How is DNA Sequencing done?

There are two main methods by which DNA sequencing is performed, the Maxam and Gilbert method, and the Sanger method. Both methods were developed in 1977 and initially they were used equally, however more recently preference has been given to the Sanger method. The Maxam and Gilbert method uses the principle of chemical degradation, and can be used on either double stranded or single stranded DNA. It requires the DNA fragment which is to be sequenced to be labelled at one end. This is done by adding a radioactive phosphate to the 3′- or 5′- end, or by adding a nucleotide to the 3′- end.

The next step involves base-specific cleavages, which occur in two parts. Initially the base is modified using specific chemicals, such as dimethyl sulphate to methylate at G bases, formic acid to attack purines A and G, and hydrazine to hydrolyse at pyrimidines C and T. Next piperidine is used to cleave the sugar phosphate backbone of the DNA at the site. Limiting incubations times or concentrations of components in the first step ensures a ladder of progressively longer molecules is created. The resulting four lanes on the sequencing gel – G, A+G, C+T, C – enables the sequence to be determined.

The Sanger method relies on the principle of enzymic chain termination and is the more common method for two main reasons. The most important is that it is more easily automated, and this is essential to speed up the process. The second is that the chemicals used in the Maxam method are toxic and therefore hazardous to the health of the researchers.

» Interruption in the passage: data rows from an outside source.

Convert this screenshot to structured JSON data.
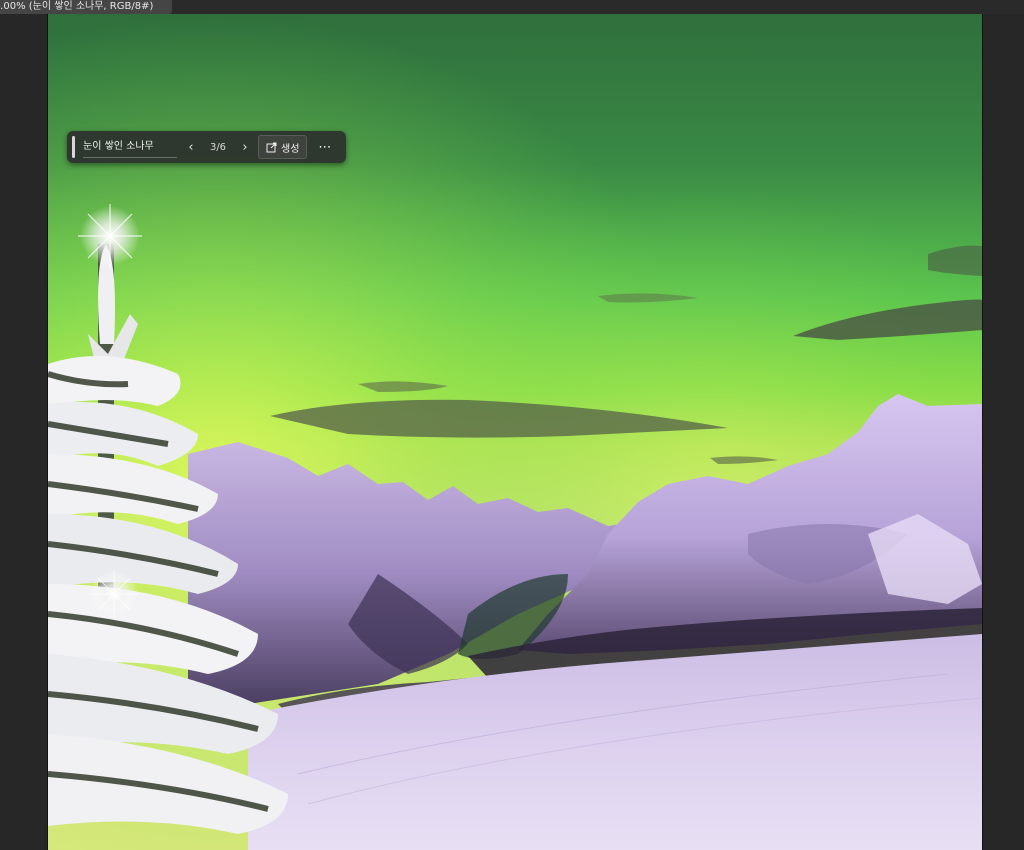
{
  "document_tab": {
    "title": "..00% (눈이 쌓인 소나무, RGB/8#)"
  },
  "contextual_bar": {
    "prompt": "눈이 쌓인 소나무",
    "variation_counter": "3/6",
    "generate_label": "생성",
    "icons": {
      "prev": "chevron-left-icon",
      "next": "chevron-right-icon",
      "generate": "generate-icon",
      "more": "more-options-icon"
    }
  },
  "colors": {
    "app_background": "#262626",
    "toolbar_background": "#2c302c",
    "aurora_green": "#5fd64a",
    "snow_lavender": "#d9cdeb"
  }
}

The first step in the Sanger method is production of purified single-stranded DNA for use as a template. There are three main methods by which these can be obtained. One involves the use of the bacterial virus M13, as it is capable of producing single stranded DNA and also purifying it.

The DNA to be sequenced is cloned into the double stranded replicative form of M13 and then the engineered virus is used to infect E.Coli, enabling virus particles containing single stranded DNA to be manufactured in bulk. Normally the M13 vector used has been genetically engineered to contain a multiple cloning site (stretch of DNA with recognition sites for several restriction enzymes) into which the DNA to be sequenced can be inserted.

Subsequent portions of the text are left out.